Балакирев. Виллим Иванович, вы, что ль? Здравствуйте.
Монс не ответил.
Здравствуйте, говорю… (Шутам.) Карла! Педрилло! Здорово, братцы!
Монс (недовольно). Что он такое говорит?
Монс, Карлик и Педрилло остановились, молча уставились на Балакирева.
Карлик. Здоровканье на другом свете осталось, Иван! Здесь говорят: упокой Бог душу!
Балакирев. Где «здесь»?
Карлик. Мы же мертвые, Иван!..
Педрилло (с улыбкой). Ми а ля морте…
Балакирев (испуганно). А я?
Монс (с улыбкой). И ты, Иван.
Балакирев. Не может того быть!..
Монс. Все так думают… Как это: «я» – и вдруг умру… А потом – р-раз! – голова в руках. (Протянул голову Балакиреву, тот испуганно отпрянул.)
Балакирев. Ладно шутить-то. У меня-то все на месте, слава богу!
Карлик. Так не бывает. (Подошел к Балакиреву.) Вон же дырка у тебя в груди… (Пригляделся.) А там пуля сидит… под самым сердцем. Мертвый ты, Ваня, мертвый! Даже и не сумлевайся!.. Тебе на панихиде не сказали, что ль?
Балакирев (кричит). Какая панихида?! Не было панихиды!
Все испуганно задрожали.
Монс. Не ори! Петр Алексеевич услышит – разгневается!
И правда: от реки быстро шел Петр – босой, но в шляпе и с удочкой за плечами.
Петр. Кто орал, нелюди?! Я ж просил: на рыбалке – тишина!
Монс. Новенький прибыл, Петр Алексеевич… Порядку еще не знает.
Петр. Иван? (Подошел к Балакиреву.) Вот сурприз! Даже не знаю, как и сказать: скажу «рад, что помер» – нехорошо, «не рад» – неправда! Молча обнимемся, Ваня! Ко всему подойдет! (Обнял Балакирева.) И как же ты к нам вдруг перекинулся, Ваня?
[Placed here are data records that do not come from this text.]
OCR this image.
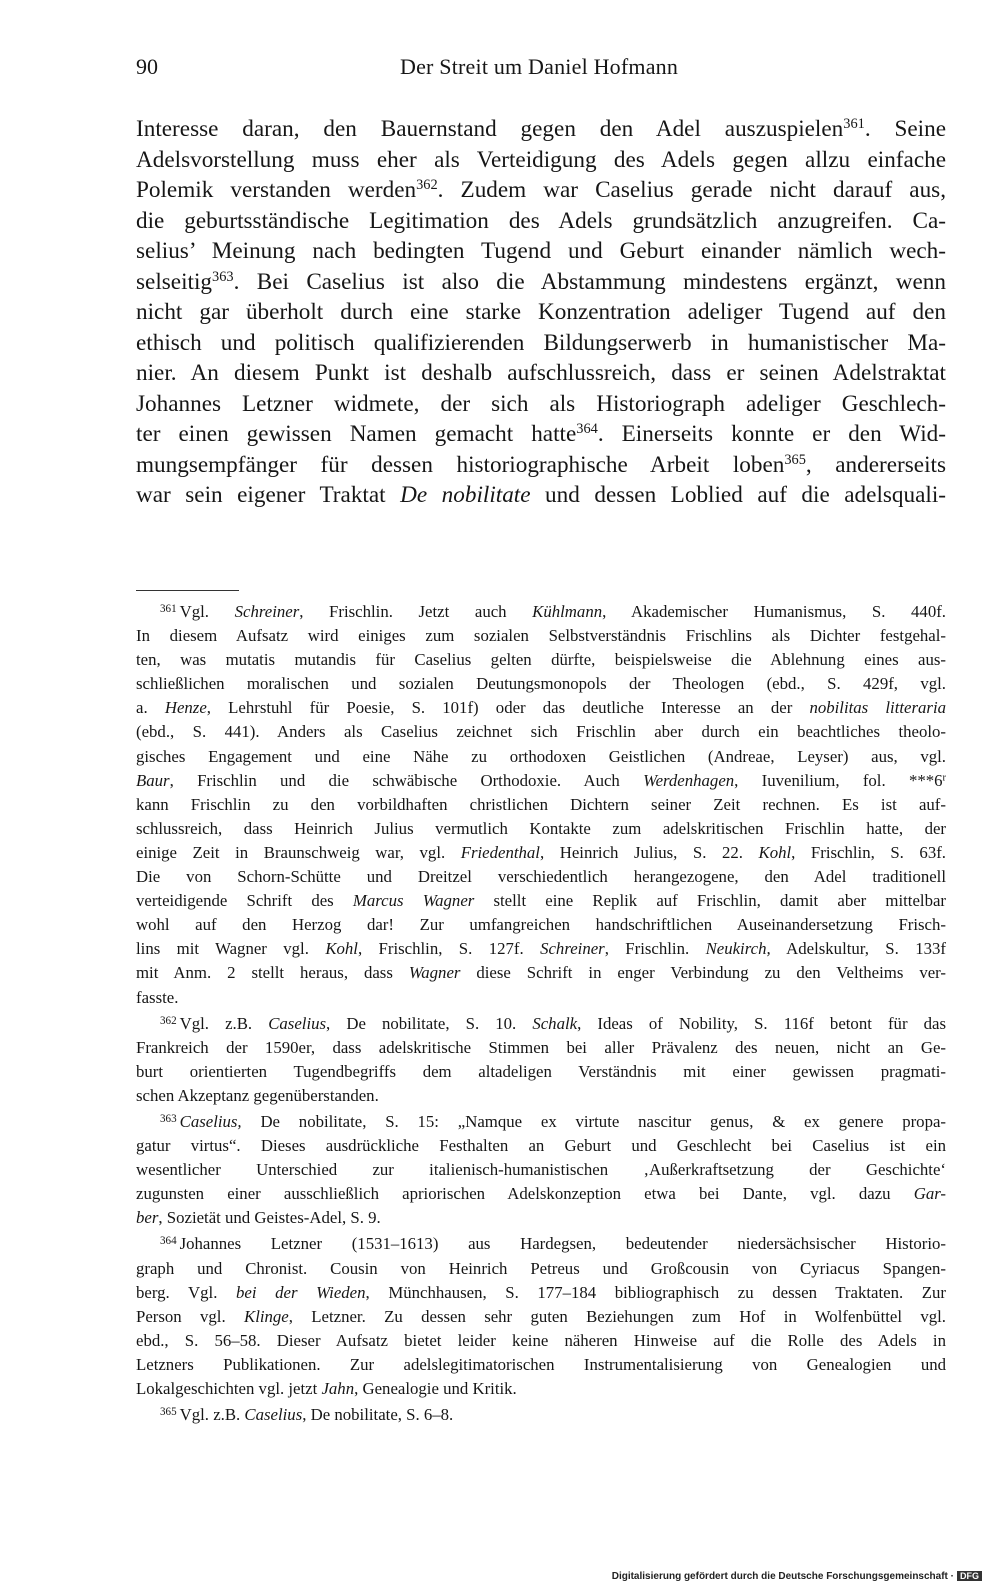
90	Der Streit um Daniel Hofmann
Interesse daran, den Bauernstand gegen den Adel auszuspielen$^{361}$. Seine
Adelsvorstellung muss eher als Verteidigung des Adels gegen allzu einfache
Polemik verstanden werden$^{362}$. Zudem war Caselius gerade nicht darauf aus,
die geburtsständische Legitimation des Adels grundsätzlich anzugreifen. Ca-
selius’ Meinung nach bedingten Tugend und Geburt einander nämlich wech-
selseitig$^{363}$. Bei Caselius ist also die Abstammung mindestens ergänzt, wenn
nicht gar überholt durch eine starke Konzentration adeliger Tugend auf den
ethisch und politisch qualifizierenden Bildungserwerb in humanistischer Ma-
nier. An diesem Punkt ist deshalb aufschlussreich, dass er seinen Adelstraktat
Johannes Letzner widmete, der sich als Historiograph adeliger Geschlech-
ter einen gewissen Namen gemacht hatte$^{364}$. Einerseits konnte er den Wid-
mungsempfänger für dessen historiographische Arbeit loben$^{365}$, andererseits
war sein eigener Traktat De nobilitate und dessen Loblied auf die adelsquali-
$^{361}$ Vgl. Schreiner, Frischlin. Jetzt auch Kühlmann, Akademischer Humanismus, S. 440f.
In diesem Aufsatz wird einiges zum sozialen Selbstverständnis Frischlins als Dichter festgehal-
ten, was mutatis mutandis für Caselius gelten dürfte, beispielsweise die Ablehnung eines aus-
schließlichen moralischen und sozialen Deutungsmonopols der Theologen (ebd., S. 429f, vgl.
a. Henze, Lehrstuhl für Poesie, S. 101f) oder das deutliche Interesse an der nobilitas litteraria
(ebd., S. 441). Anders als Caselius zeichnet sich Frischlin aber durch ein beachtliches theolo-
gisches Engagement und eine Nähe zu orthodoxen Geistlichen (Andreae, Leyser) aus, vgl.
Baur, Frischlin und die schwäbische Orthodoxie. Auch Werdenhagen, Iuvenilium, fol. ***6$^r$
kann Frischlin zu den vorbildhaften christlichen Dichtern seiner Zeit rechnen. Es ist auf-
schlussreich, dass Heinrich Julius vermutlich Kontakte zum adelskritischen Frischlin hatte, der
einige Zeit in Braunschweig war, vgl. Friedenthal, Heinrich Julius, S. 22. Kohl, Frischlin, S. 63f.
Die von Schorn-Schütte und Dreitzel verschiedentlich herangezogene, den Adel traditionell
verteidigende Schrift des Marcus Wagner stellt eine Replik auf Frischlin, damit aber mittelbar
wohl auf den Herzog dar! Zur umfangreichen handschriftlichen Auseinandersetzung Frisch-
lins mit Wagner vgl. Kohl, Frischlin, S. 127f. Schreiner, Frischlin. Neukirch, Adelskultur, S. 133f
mit Anm. 2 stellt heraus, dass Wagner diese Schrift in enger Verbindung zu den Veltheims ver-
fasste.
$^{362}$ Vgl. z.B. Caselius, De nobilitate, S. 10. Schalk, Ideas of Nobility, S. 116f betont für das
Frankreich der 1590er, dass adelskritische Stimmen bei aller Prävalenz des neuen, nicht an Ge-
burt orientierten Tugendbegriffs dem altadeligen Verständnis mit einer gewissen pragmati-
schen Akzeptanz gegenüberstanden.
$^{363}$ Caselius, De nobilitate, S. 15: „Namque ex virtute nascitur genus, & ex genere propa-
gatur virtus“. Dieses ausdrückliche Festhalten an Geburt und Geschlecht bei Caselius ist ein
wesentlicher Unterschied zur italienisch-humanistischen ‚Außerkraftsetzung der Geschichte‘
zugunsten einer ausschließlich apriorischen Adelskonzeption etwa bei Dante, vgl. dazu Gar-
ber, Sozietät und Geistes-Adel, S. 9.
$^{364}$ Johannes Letzner (1531–1613) aus Hardegsen, bedeutender niedersächsischer Historio-
graph und Chronist. Cousin von Heinrich Petreus und Großcousin von Cyriacus Spangen-
berg. Vgl. bei der Wieden, Münchhausen, S. 177–184 bibliographisch zu dessen Traktaten. Zur
Person vgl. Klinge, Letzner. Zu dessen sehr guten Beziehungen zum Hof in Wolfenbüttel vgl.
ebd., S. 56–58. Dieser Aufsatz bietet leider keine näheren Hinweise auf die Rolle des Adels in
Letzners Publikationen. Zur adelslegitimatorischen Instrumentalisierung von Genealogien und
Lokalgeschichten vgl. jetzt Jahn, Genealogie und Kritik.
$^{365}$ Vgl. z.B. Caselius, De nobilitate, S. 6–8.
Digitalisierung gefördert durch die Deutsche Forschungsgemeinschaft · DFG
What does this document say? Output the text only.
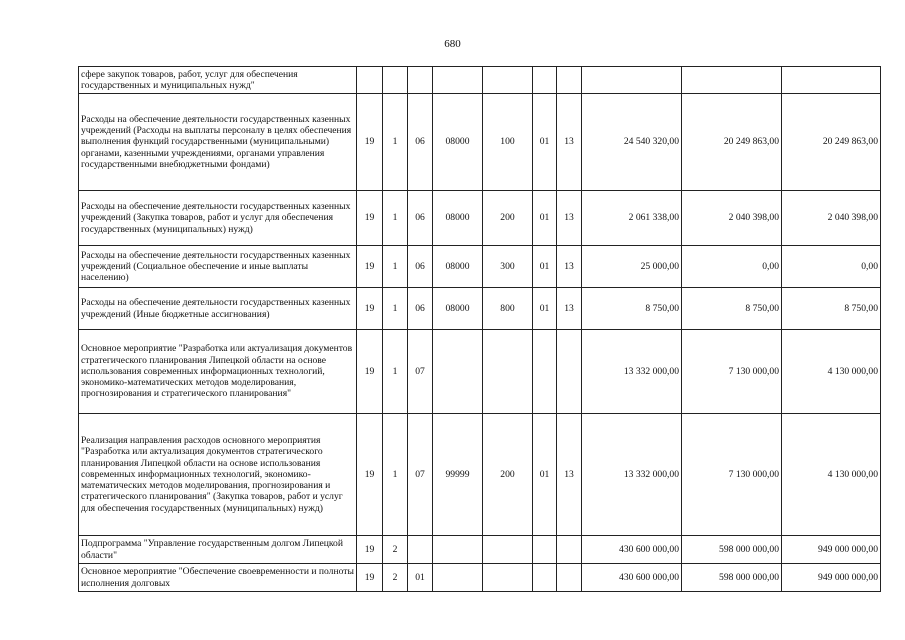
680
сфере закупок товаров, работ, услуг для обеспечения государственных и муниципальных нужд"										
Расходы на обеспечение деятельности государственных казенных учреждений (Расходы на выплаты персоналу в целях обеспечения выполнения функций государственными (муниципальными) органами, казенными учреждениями, органами управления государственными внебюджетными фондами)	19	1	06	08000	100	01	13	24 540 320,00	20 249 863,00	20 249 863,00
Расходы на обеспечение деятельности государственных казенных учреждений (Закупка товаров, работ и услуг для обеспечения государственных (муниципальных) нужд)	19	1	06	08000	200	01	13	2 061 338,00	2 040 398,00	2 040 398,00
Расходы на обеспечение деятельности государственных казенных учреждений (Социальное обеспечение и иные выплаты населению)	19	1	06	08000	300	01	13	25 000,00	0,00	0,00
Расходы на обеспечение деятельности государственных казенных учреждений (Иные бюджетные ассигнования)	19	1	06	08000	800	01	13	8 750,00	8 750,00	8 750,00
Основное мероприятие "Разработка или актуализация документов стратегического планирования Липецкой области на основе использования современных информационных технологий, экономико-математических методов моделирования, прогнозирования и стратегического планирования"	19	1	07					13 332 000,00	7 130 000,00	4 130 000,00
Реализация направления расходов основного мероприятия "Разработка или актуализация документов стратегического планирования Липецкой области на основе использования современных информационных технологий, экономико-математических методов моделирования, прогнозирования и стратегического планирования" (Закупка товаров, работ и услуг для обеспечения государственных (муниципальных) нужд)	19	1	07	99999	200	01	13	13 332 000,00	7 130 000,00	4 130 000,00
Подпрограмма "Управление государственным долгом Липецкой области"	19	2						430 600 000,00	598 000 000,00	949 000 000,00
Основное мероприятие "Обеспечение своевременности и полноты исполнения долговых	19	2	01					430 600 000,00	598 000 000,00	949 000 000,00
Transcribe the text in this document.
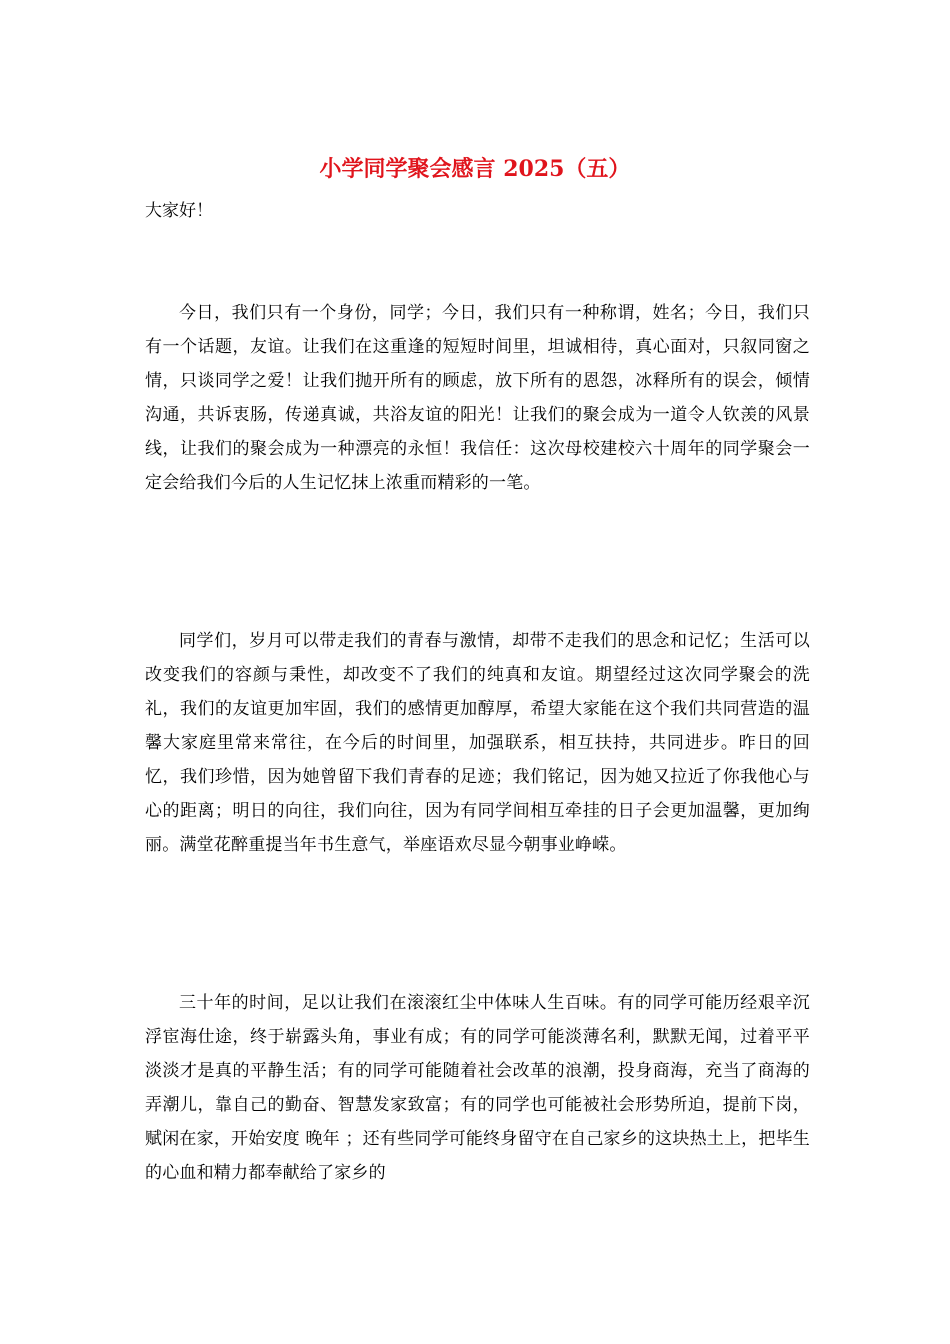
小学同学聚会感言 2025（五）

大家好！

今日，我们只有一个身份，同学；今日，我们只有一种称谓，姓名；今日，我们只有一个话题，友谊。让我们在这重逢的短短时间里，坦诚相待，真心面对，只叙同窗之情，只谈同学之爱！让我们抛开所有的顾虑，放下所有的恩怨，冰释所有的误会，倾情沟通，共诉衷肠，传递真诚，共浴友谊的阳光！让我们的聚会成为一道令人钦羡的风景线，让我们的聚会成为一种漂亮的永恒！我信任：这次母校建校六十周年的同学聚会一定会给我们今后的人生记忆抹上浓重而精彩的一笔。

同学们，岁月可以带走我们的青春与激情，却带不走我们的思念和记忆；生活可以改变我们的容颜与秉性，却改变不了我们的纯真和友谊。期望经过这次同学聚会的洗礼，我们的友谊更加牢固，我们的感情更加醇厚，希望大家能在这个我们共同营造的温馨大家庭里常来常往，在今后的时间里，加强联系，相互扶持，共同进步。昨日的回忆，我们珍惜，因为她曾留下我们青春的足迹；我们铭记，因为她又拉近了你我他心与心的距离；明日的向往，我们向往，因为有同学间相互牵挂的日子会更加温馨，更加绚丽。满堂花醉重提当年书生意气，举座语欢尽显今朝事业峥嵘。

三十年的时间，足以让我们在滚滚红尘中体味人生百味。有的同学可能历经艰辛沉浮宦海仕途，终于崭露头角，事业有成；有的同学可能淡薄名利，默默无闻，过着平平淡淡才是真的平静生活；有的同学可能随着社会改革的浪潮，投身商海，充当了商海的弄潮儿，靠自己的勤奋、智慧发家致富；有的同学也可能被社会形势所迫，提前下岗，赋闲在家，开始安度 晚年 ；还有些同学可能终身留守在自己家乡的这块热土上，把毕生的心血和精力都奉献给了家乡的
Карлик. Пуля в ем… Под самым сердцем сидит!..
Петр. Кто убийца?
Балакирев. По глупости все получилось… По пьянке…
Петр. Стало быть, сам в себя пальнул? Грех!
Балакирев. Стрелял не я.
Петр. Какая разница, кто стрелял? Под глупую пулю подставился – стало быть, самоубийца… Здесь, Ваня, мы все самоубийцы… Своими руками жизнь, дарованную Богом, загубили… (Повернулся к Монсу.) Вот он меня в гнев ввел, а я его казнил. А теперь оба здесь мучаемся – зачем это учинили? (Монсу.) Прости меня, брат Виля!
Монс. Ты меня прости, Алексеич!
Петр. Нет, говорю: ты прости!
Монс. Сперва – ты…
Петр (строго). Не зли меня, дурак! (Схватился за голову.) Вот! Пытка началась…
Монс. И поделом… тебе… сатрапу… Ох! (Схватился за голову, застонал.)
Карлик. Вот так друг дружку терзаем, Ваня! Без продыху!
Петр. Ладно!!! Хватит жаловаться. Ступайте, мужики!
Покойники со вздохом отошли и начали свое круговое монотонное движение вокруг веревки.
Балакирев (глядя на покойников, начавших свое монотонное круговое движение). Ваше величество…
Петр (перебивая). Здесь мы без чинов-званий… Зови просто… Петр Алексеевич или дядя Петя…
Балакирев. Как-то непривычно… Ну ладно… Петр Алексеевич, дозволь спросить: в чем же мука-то? По кругу, что ль, ходить?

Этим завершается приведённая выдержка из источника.